Jidah mengangguk dan tersenyum. Kemudian ia segera melangkah cepat ke ruang ICU. Firasat yang begitu kuat membuat Sajidah khawatir akan terjadi sesuatu pada adiknya.









Gadis berjilbab Tosca itu membuka pintu ruang ICU perlahan.

"Fatim? Alhamdulillah kamu udah sadar" Sajidah yang melihat mata Fatim terbuka serta jemarinya bergerak langsung masuk dengan perasaan bahagia yang memenuhi relung hatinya.

Ternyata ini sebab kenapa Sajidah tiba-tiba ingin melihat Fatim. Ikatan batin antara kakak dan adik memang sangat kuat.

"Haus" Fatim berkata parau. Suaranya benar benar serak.

Sajidah segera membantu Fatim untuk duduk dan mengambil segelas air yang ada di nakas. Tak lupa Sajidah melepas alat bantu pernafasan yang melekat diantara hidung dan mulut Fatim terlebih dahulu. Kemudian ia membantu adik ke empatnya untuk menengguk air itu.

Fatim menjauhkan gelas yang sudah kosong dari mulutnya, dan Jidah menyimpan gelas itu di meja.

Sajidah memeluk Fatim hangat.
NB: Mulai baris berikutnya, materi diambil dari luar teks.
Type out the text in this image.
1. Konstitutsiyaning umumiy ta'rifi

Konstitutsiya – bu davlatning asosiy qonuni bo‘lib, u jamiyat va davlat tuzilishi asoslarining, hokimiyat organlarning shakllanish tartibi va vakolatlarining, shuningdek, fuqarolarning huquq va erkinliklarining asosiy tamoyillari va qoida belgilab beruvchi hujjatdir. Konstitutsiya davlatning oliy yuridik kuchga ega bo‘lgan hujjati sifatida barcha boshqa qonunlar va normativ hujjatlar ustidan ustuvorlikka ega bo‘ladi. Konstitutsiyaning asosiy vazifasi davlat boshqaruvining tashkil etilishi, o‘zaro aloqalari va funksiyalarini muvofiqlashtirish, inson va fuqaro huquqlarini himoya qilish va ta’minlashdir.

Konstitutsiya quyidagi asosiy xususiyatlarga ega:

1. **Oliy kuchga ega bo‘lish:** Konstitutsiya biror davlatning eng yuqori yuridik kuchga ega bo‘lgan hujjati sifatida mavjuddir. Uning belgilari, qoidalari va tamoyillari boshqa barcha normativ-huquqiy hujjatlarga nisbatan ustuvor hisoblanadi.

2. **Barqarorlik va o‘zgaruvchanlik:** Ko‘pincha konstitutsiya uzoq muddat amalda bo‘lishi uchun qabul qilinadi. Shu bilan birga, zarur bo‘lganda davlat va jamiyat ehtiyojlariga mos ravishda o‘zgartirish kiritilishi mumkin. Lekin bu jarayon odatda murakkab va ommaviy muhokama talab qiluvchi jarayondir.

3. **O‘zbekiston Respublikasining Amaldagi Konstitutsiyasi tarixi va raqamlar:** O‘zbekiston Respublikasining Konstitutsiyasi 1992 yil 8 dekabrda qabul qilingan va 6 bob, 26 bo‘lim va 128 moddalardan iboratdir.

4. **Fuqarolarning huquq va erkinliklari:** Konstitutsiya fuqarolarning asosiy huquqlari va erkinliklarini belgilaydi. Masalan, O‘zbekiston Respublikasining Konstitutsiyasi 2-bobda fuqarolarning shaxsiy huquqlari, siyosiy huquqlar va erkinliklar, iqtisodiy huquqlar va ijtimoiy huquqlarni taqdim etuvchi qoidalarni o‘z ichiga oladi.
Senyuman terus tersungging di bibir ranum nya.

"Umi" Fatim melepaskan pelukan Sajidah dan menatap kakaknya sedih.

Sajidah menatap Fatim bingung. Apakah adiknya ini bermimpi bertemu dengan umi selama koma?
"Umi kenapa sayang?" Tanya nya lembut sambil sesekali mengusap puncak hijab Fatim.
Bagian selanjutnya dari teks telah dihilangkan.